How to prevent GPTBot from crawling your site

John John John Clyman
How to prevent GPTBot from crawling your site

We’ve been vocal about how essential it is for AI companies to respect the interests and intellectual property of content creators and for them to create a systematic way for you to opt in to the use of your content to train AI, including mechanisms to negotiate appropriate compensation if that’s what you want. 

While we’re far from the “opt in” model creators deserve, there are a few ways to publicly reinforce your boundaries at the moment:

  1. Update your Terms of Service and add a “no AI” robots meta tag[link] on your site(s). Here’s how.
  2. Recently, OpenAI also provided documentation on how you can instruct its crawler, GPTBot, not to access your site, and by extension, not to use it for training its future models.

In this post, we’ll walk you through the current pros and cons of preventing GPTBot from crawling your site.

Should you disallow GPTBot?

Based on our current investigation, for now we recommend that sites explicitly disallow GPTBot in their robots.txt files to reinforce their intent to protect their rights.

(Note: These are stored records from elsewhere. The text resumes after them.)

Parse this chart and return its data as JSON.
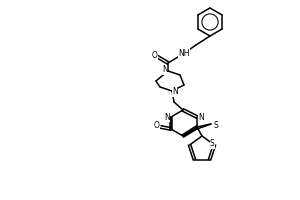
{
  "bg_color": "#ffffff",
  "line_color": "#000000",
  "lw": 1.1,
  "figsize": [
    3.0,
    2.0
  ],
  "dpi": 100,
  "xlim": [
    0,
    300
  ],
  "ylim": [
    0,
    200
  ]
}
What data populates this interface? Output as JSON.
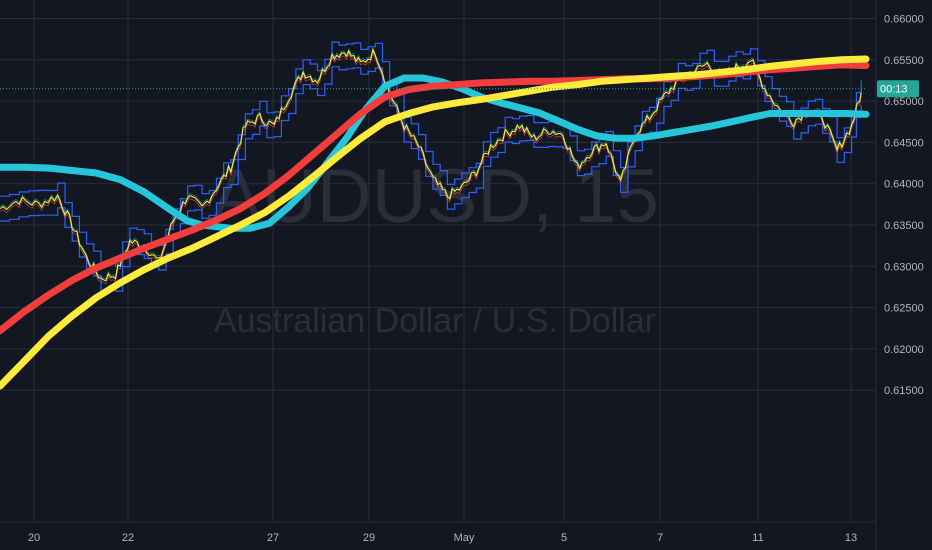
{
  "chart_data": {
    "type": "line",
    "symbol_watermark": "AUDUSD, 15",
    "description_watermark": "Australian Dollar / U.S. Dollar",
    "x_ticks": [
      "20",
      "22",
      "27",
      "29",
      "May",
      "5",
      "7",
      "11",
      "13"
    ],
    "y_ticks": [
      "0.66000",
      "0.65500",
      "0.65000",
      "0.64500",
      "0.64000",
      "0.63500",
      "0.63000",
      "0.62500",
      "0.62000",
      "0.61500"
    ],
    "ylim": [
      0.6115,
      0.6625
    ],
    "current_price_label": "00:13",
    "current_price": 0.6515,
    "grid": true,
    "colors": {
      "background": "#131722",
      "grid": "#2a2e39",
      "ema_red": "#f23d3d",
      "ema_yellow": "#ffeb3b",
      "ema_cyan": "#26c6da",
      "channel": "#2962ff",
      "price_tag": "#26a69a"
    },
    "series": [
      {
        "key": "cyan",
        "color": "#26c6da",
        "x": [
          0,
          2.5,
          5,
          7.5,
          10,
          12.5,
          15,
          17.5,
          19.5,
          21,
          22.5,
          24,
          26,
          28,
          30,
          32,
          34,
          36,
          38,
          40,
          42,
          44,
          46,
          48,
          50,
          52,
          54,
          56,
          58,
          60,
          62,
          64,
          66,
          68,
          70,
          72,
          74,
          76,
          78,
          80,
          82,
          84,
          86,
          88,
          90
        ],
        "y": [
          0.642,
          0.642,
          0.6419,
          0.6416,
          0.6413,
          0.6405,
          0.639,
          0.637,
          0.6355,
          0.635,
          0.6348,
          0.6346,
          0.6346,
          0.6352,
          0.6372,
          0.6395,
          0.6425,
          0.6455,
          0.649,
          0.6518,
          0.6528,
          0.6528,
          0.6523,
          0.6515,
          0.6505,
          0.6498,
          0.6492,
          0.6486,
          0.6476,
          0.6466,
          0.6458,
          0.6455,
          0.6455,
          0.6458,
          0.6462,
          0.6466,
          0.647,
          0.6475,
          0.648,
          0.6485,
          0.6485,
          0.6485,
          0.6485,
          0.6485,
          0.6484
        ]
      },
      {
        "key": "red",
        "color": "#f23d3d",
        "x": [
          0,
          2.5,
          5,
          7.5,
          10,
          12.5,
          15,
          17.5,
          20,
          22.5,
          25,
          27.5,
          30,
          32.5,
          35,
          37.5,
          40,
          42.5,
          45,
          47.5,
          50,
          52.5,
          55,
          57.5,
          60,
          62.5,
          65,
          67.5,
          70,
          72.5,
          75,
          77.5,
          80,
          82.5,
          85,
          87.5,
          90
        ],
        "y": [
          0.6222,
          0.6245,
          0.6265,
          0.6283,
          0.6298,
          0.631,
          0.6322,
          0.6333,
          0.6344,
          0.6356,
          0.637,
          0.6388,
          0.641,
          0.6435,
          0.646,
          0.6485,
          0.6505,
          0.6514,
          0.6518,
          0.652,
          0.6522,
          0.6523,
          0.6524,
          0.6524,
          0.6525,
          0.6526,
          0.6527,
          0.6527,
          0.6528,
          0.653,
          0.6532,
          0.6535,
          0.6538,
          0.654,
          0.6542,
          0.6544,
          0.6543
        ]
      },
      {
        "key": "yellow",
        "color": "#ffeb3b",
        "x": [
          0,
          2.5,
          5,
          7.5,
          10,
          12.5,
          15,
          17.5,
          20,
          22.5,
          25,
          27.5,
          30,
          32.5,
          35,
          37.5,
          40,
          42.5,
          45,
          47.5,
          50,
          52.5,
          55,
          57.5,
          60,
          62.5,
          65,
          67.5,
          70,
          72.5,
          75,
          77.5,
          80,
          82.5,
          85,
          87.5,
          90
        ],
        "y": [
          0.6155,
          0.6185,
          0.6215,
          0.624,
          0.6262,
          0.628,
          0.6296,
          0.631,
          0.6322,
          0.6336,
          0.635,
          0.6365,
          0.6385,
          0.6408,
          0.6432,
          0.6455,
          0.6475,
          0.6485,
          0.6493,
          0.6498,
          0.6502,
          0.6507,
          0.6512,
          0.6517,
          0.652,
          0.6524,
          0.6526,
          0.6528,
          0.653,
          0.6532,
          0.6535,
          0.6538,
          0.6542,
          0.6545,
          0.6548,
          0.655,
          0.6551
        ]
      }
    ],
    "price": {
      "x": [
        0,
        2,
        4,
        6,
        7.5,
        9,
        10.5,
        12,
        13.5,
        15,
        16.5,
        18,
        19.5,
        21,
        22.5,
        24,
        25.5,
        27,
        28.5,
        30,
        31.5,
        33,
        34.5,
        36,
        37.5,
        39,
        40.5,
        42,
        43.5,
        45,
        46.5,
        48,
        49.5,
        51,
        52.5,
        54,
        55.5,
        57,
        58.5,
        60,
        61.5,
        63,
        64.5,
        66,
        67.5,
        69,
        70.5,
        72,
        73.5,
        75,
        76.5,
        78,
        79.5,
        81,
        82.5,
        84,
        85.5,
        87,
        88.5,
        89.5
      ],
      "y": [
        0.637,
        0.638,
        0.6375,
        0.6385,
        0.635,
        0.631,
        0.6285,
        0.629,
        0.633,
        0.6325,
        0.6305,
        0.6355,
        0.6385,
        0.637,
        0.6395,
        0.642,
        0.647,
        0.648,
        0.647,
        0.6505,
        0.6535,
        0.6525,
        0.6555,
        0.656,
        0.6545,
        0.656,
        0.651,
        0.647,
        0.6445,
        0.6405,
        0.6385,
        0.6395,
        0.6415,
        0.6445,
        0.646,
        0.647,
        0.6455,
        0.6465,
        0.646,
        0.642,
        0.644,
        0.645,
        0.64,
        0.646,
        0.648,
        0.6505,
        0.6525,
        0.6535,
        0.6545,
        0.653,
        0.654,
        0.655,
        0.6515,
        0.649,
        0.6475,
        0.649,
        0.648,
        0.644,
        0.647,
        0.651
      ]
    },
    "channel_width": 0.0015
  }
}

To be clear, this step is not even close to a full solution to the problem of AI companies using creators’ content without consent.

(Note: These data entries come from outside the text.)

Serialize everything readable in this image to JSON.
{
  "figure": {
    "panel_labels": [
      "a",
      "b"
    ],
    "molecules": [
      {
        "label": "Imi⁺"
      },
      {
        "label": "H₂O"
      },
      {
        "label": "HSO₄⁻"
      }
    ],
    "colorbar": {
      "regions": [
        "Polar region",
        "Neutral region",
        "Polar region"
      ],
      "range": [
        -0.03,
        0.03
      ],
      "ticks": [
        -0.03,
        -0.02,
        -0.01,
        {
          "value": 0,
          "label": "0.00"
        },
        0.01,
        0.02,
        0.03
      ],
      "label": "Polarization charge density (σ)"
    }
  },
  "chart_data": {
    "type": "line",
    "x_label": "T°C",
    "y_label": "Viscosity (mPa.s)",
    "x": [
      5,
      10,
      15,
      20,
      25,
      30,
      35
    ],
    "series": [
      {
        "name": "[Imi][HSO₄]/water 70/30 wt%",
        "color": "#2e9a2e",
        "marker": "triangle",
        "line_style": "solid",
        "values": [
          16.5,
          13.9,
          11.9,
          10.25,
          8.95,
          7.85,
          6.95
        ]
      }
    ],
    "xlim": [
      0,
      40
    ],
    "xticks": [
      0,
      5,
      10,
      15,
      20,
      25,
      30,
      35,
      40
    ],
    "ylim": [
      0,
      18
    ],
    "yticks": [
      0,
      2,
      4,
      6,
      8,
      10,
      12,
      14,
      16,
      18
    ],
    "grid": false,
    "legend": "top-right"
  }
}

  1. We believe creators should be able to opt in to allowing their content to be used for training purposes rather than opting out if they do not.
  2. Excluding GPTBot only takes effect moving forward. It doesn’t untrain existing models that have already slurped up your content to generate results based on it.
  3. The exclusion only applies to OpenAI, which is just one of many AI companies using content this way. 
  4. What’s more, anything relying on robots.txt is voluntary, and not legally binding.

What we need to see is an enforceable standard that all AI companies respect, and licensing terms that are negotiated with content creators.

The AI landscape is complex and changing quickly—so recommended practices may need to evolve as we go. 

But for now, unless you’re okay with OpenAI continuing to train more powerful future models on your content without consent, we recommend adding GPTBot exclusions to your site.

Here’s how to tell OpenAI to stop crawling your site

Step 1: To exclude your whole site from GPTBot, you need to add two lines to your robots.txt file. 

Specifically:

User-agent: GPTBot
Disallow: /

Most sites in the Raptive network use the Yoast SEO plugin, which provides an easy UI to manage robots.txt. Just copy and paste those two lines as Yoast describes here.

As long as you don’t change anything else in your robots.txt file, this exclusion will have no effect on other crawlers, including Googlebot—so in the near term, this shouldn’t meaningfully affect search traffic. You’re merely telling the GPTBot crawler (and the GPTBot crawler alone) to stay off your site. 

That said, it’s worth reevaluating this decision periodically. OpenAI feeds Bing’s generative search experience, and while Bing as a whole represents a tiny portion of search traffic today, that and many other things could change in the future.

Step 2: To be safe, it’s a good idea to use Google’s robots.txt checker once you’ve published the change. 

After you’ve updated the file and cleared any caches, add /robots.txt to the end of your site’s URL in a browser window to view the updated file.

If you want to do something more involved, like exclude only parts of your site, or if you aren’t using Yoast, the process isn’t much more difficult, and the documentation from OpenAI and Yoast provides steps to do so. But if you’re uncertain, you might want to reach out to your web developer for a helping hand.


Whatever you choose, know that we’re continuing to advocate for you and for the content creator ecosystem. 

Our advocacy includes ongoing conversations with OpenAI and other big tech companies about the best long-term solutions that put control back in creators’ hands. We believe creators should set the terms, and are hard at work making sure your voices have a seat at the table.